Dicho acuerdo garantizó cierto nivel de prosperidad para ambas partes, y estabilidad para el régimen en su conjunto, pero sólo valió en tiempos de paz. La guerra, a la que el Kremlin se vio obligado por la presión de las potencias imperialistas, ha vuelto a barajar las cartas. Los oligarcas, al menos algunos de ellos, ya no pueden salirse con la suya: ya no pueden llevar la vida de los grandes capitalistas entre Nueva York, Londres, la Costa Azul, Couchevel, etc., algunos de sus bienes han sido congelados, los negocios de sus grupos en Rusia han perdido brillo, el número de multimillonarios rusos y su peso financiero medio han retrocedido, por primera vez, en la clasificación global de la riqueza.

Es cierto que, por el momento, este descontento no sabe en quién o en qué fuerzas apoyarse. Pero, dado lo entrelazados que están los intereses de los burócratas con los de la nueva burguesía rusa, podría ser que lo que aún sólo es descontento se esté extendiendo también a sectores de una burocracia que Putin dirige desde hace casi veinticinco años. Dichos sectores podrían aliarse con los oligarcas; ¿quizás con el programa de establecer un régimen capitalista que Navalny, héroe de la pequeña y mediana burguesía rusa, llama “limpio y honesto, y sin funcionarios ladrones”?

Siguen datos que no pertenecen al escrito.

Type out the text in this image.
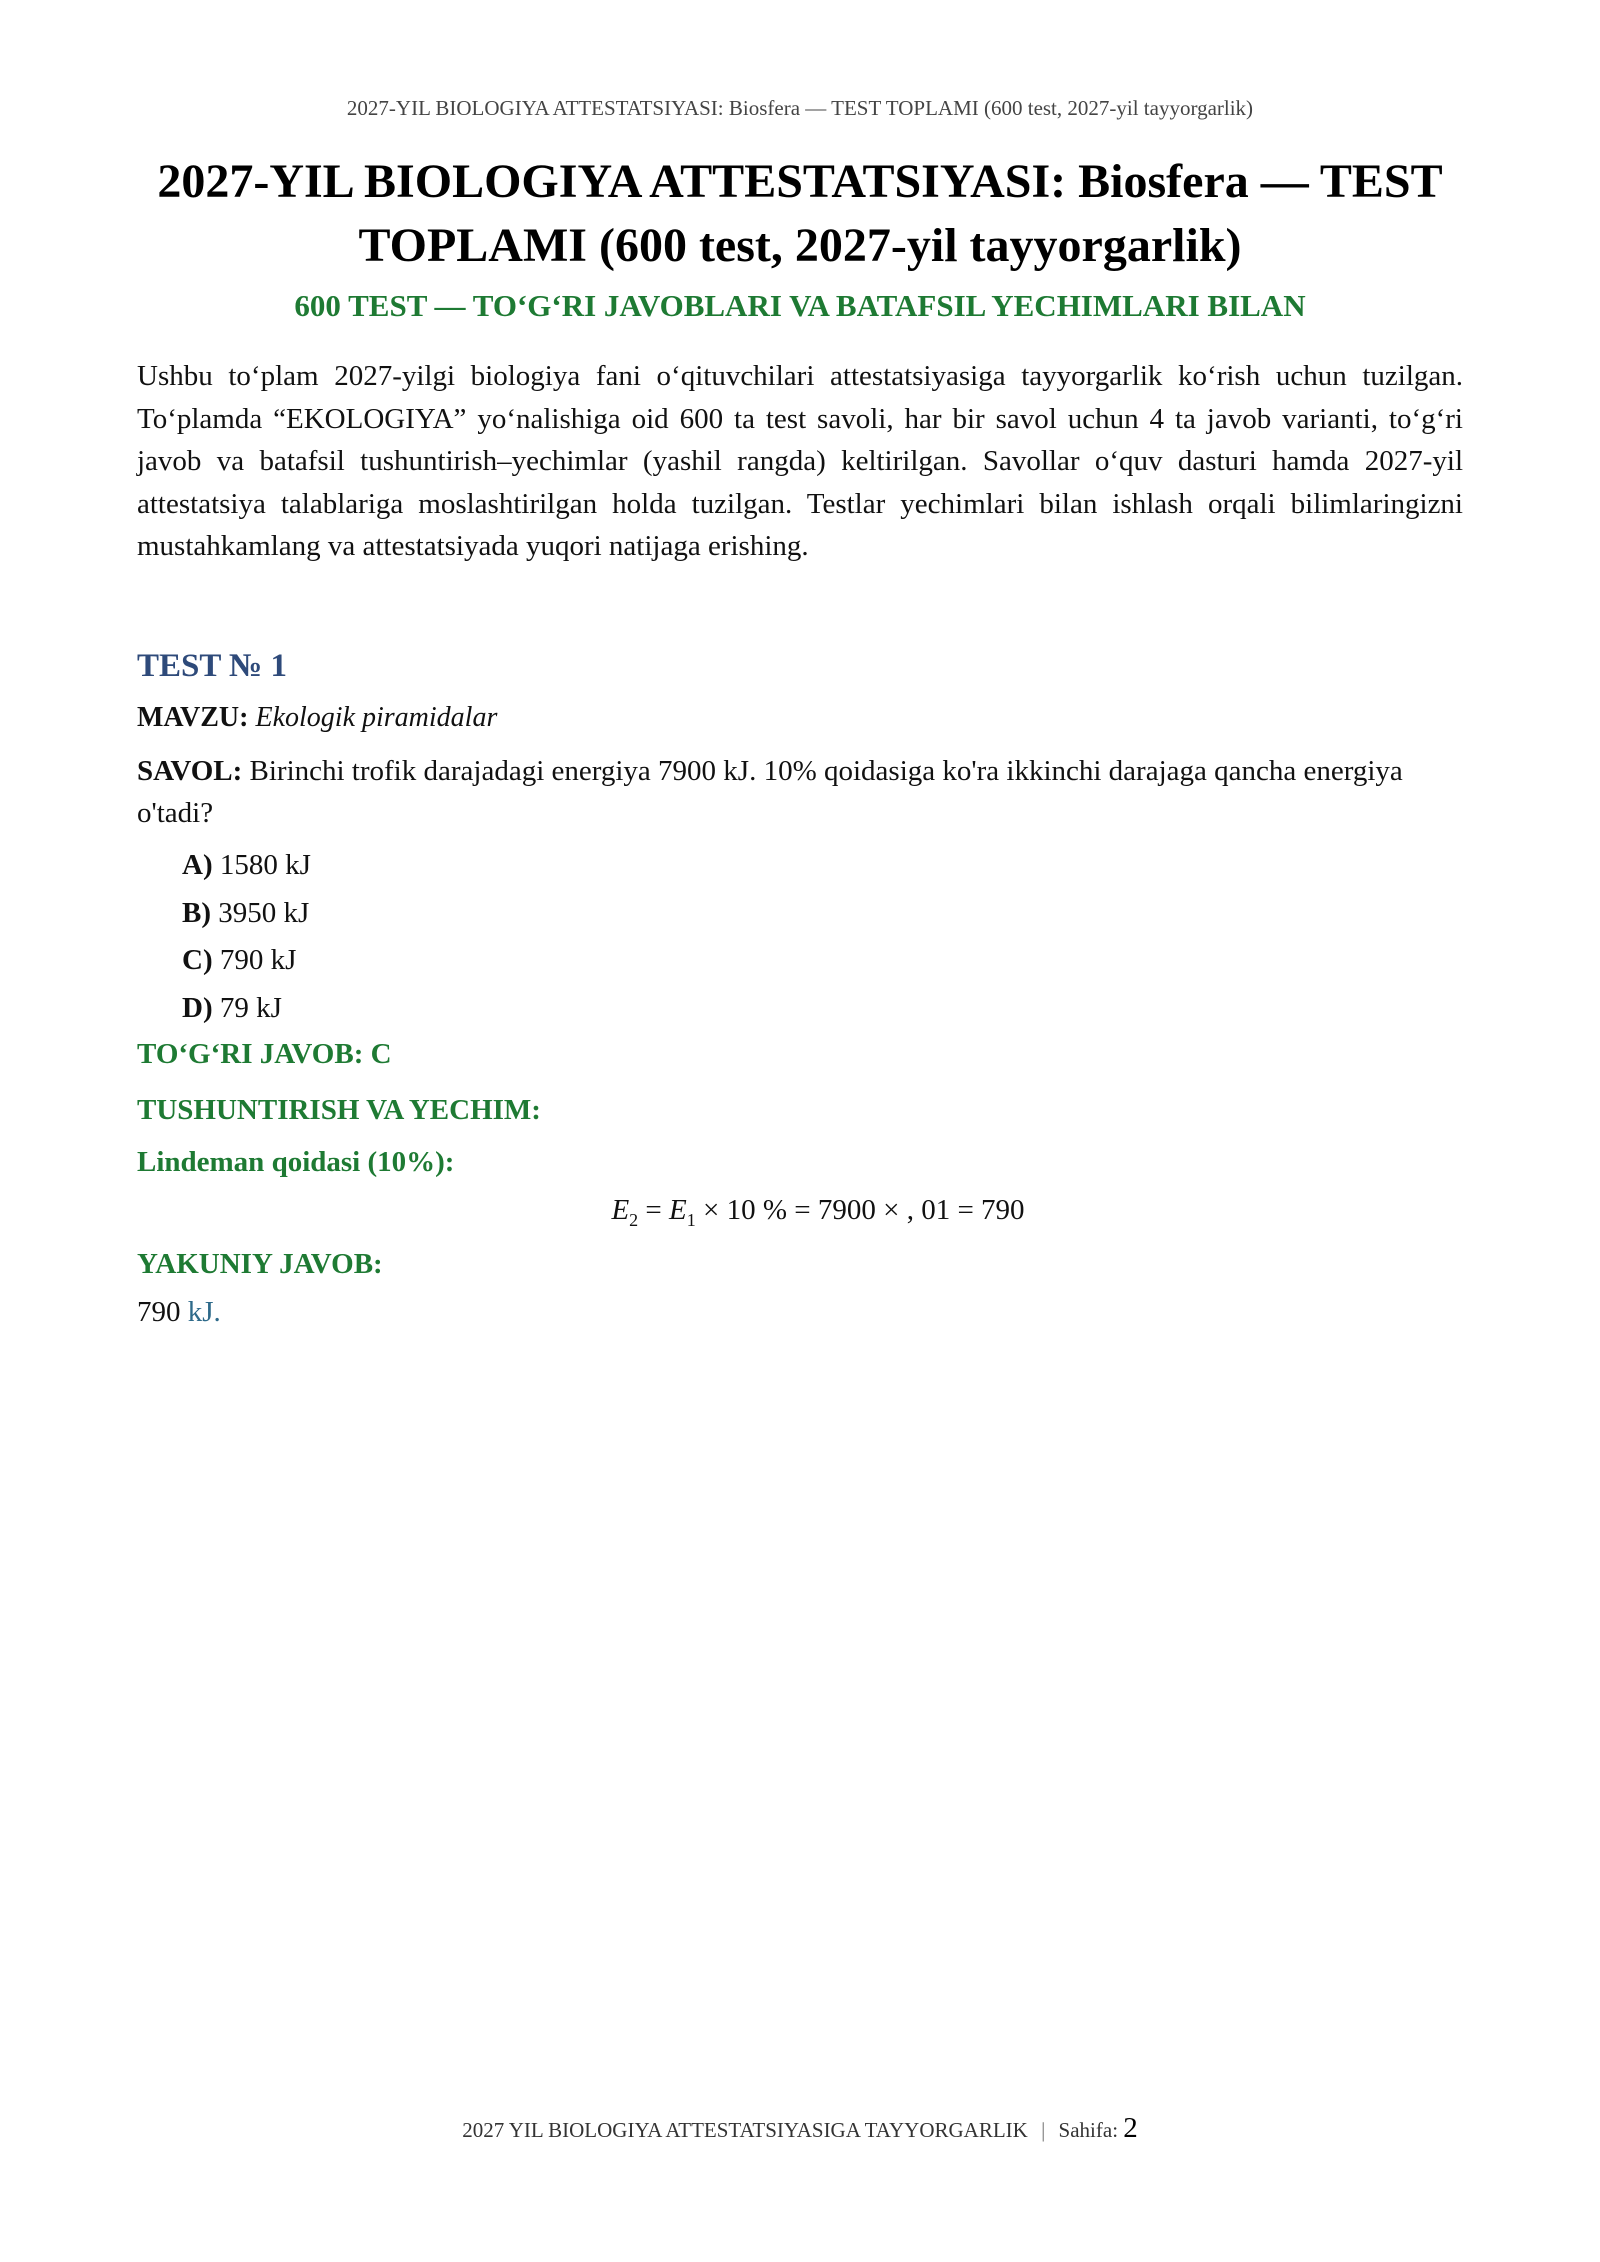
2027-YIL BIOLOGIYA ATTESTATSIYASI: Biosfera — TEST TOPLAMI (600 test, 2027-yil tayyorgarlik)
2027-YIL BIOLOGIYA ATTESTATSIYASI: Biosfera — TEST
TOPLAMI (600 test, 2027-yil tayyorgarlik)
600 TEST — TO‘G‘RI JAVOBLARI VA BATAFSIL YECHIMLARI BILAN

Ushbu to‘plam 2027-yilgi biologiya fani o‘qituvchilari attestatsiyasiga tayyorgarlik ko‘rish uchun tuzilgan. To‘plamda “EKOLOGIYA” yo‘nalishiga oid 600 ta test savoli, har bir savol uchun 4 ta javob varianti, to‘g‘ri javob va batafsil tushuntirish–yechimlar (yashil rangda) keltirilgan. Savollar o‘quv dasturi hamda 2027-yil attestatsiya talablariga moslashtirilgan holda tuzilgan. Testlar yechimlari bilan ishlash orqali bilimlaringizni mustahkamlang va attestatsiyada yuqori natijaga erishing.

TEST № 1

MAVZU: Ekologik piramidalar

SAVOL: Birinchi trofik darajadagi energiya 7900 kJ. 10% qoidasiga ko'ra ikkinchi darajaga qancha energiya o'tadi?

A) 1580 kJ
B) 3950 kJ
C) 790 kJ
D) 79 kJ

TO‘G‘RI JAVOB: C

TUSHUNTIRISH VA YECHIM:

Lindeman qoidasi (10%):

$E_2 = E_1 \times 10$ % = 7900 × , 01 = 790

YAKUNIY JAVOB:

790 kJ.

2027 YIL BIOLOGIYA ATTESTATSIYASIGA TAYYORGARLIK | Sahifa: 2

Aún no hemos llegado a ese punto, y la ley prácticamente garantiza que Putin se convierta en un presidente de por vida, pero la base social de su poder no debe resquebrajarse más; ahora bien, las tensiones generadas por la guerra empujan en esa dirección. Se está gestando una crisis en el régimen, que la guerra está contribuyendo a hacer madurar, mientras que, para Putin y sus seguidores, es crucial que los ricos y privilegiados del país puedan presentar un frente unido contra las clases trabajadoras, las cuales, al empeorar su suerte con la guerra, podrían empezar a luchar contra sus opresores.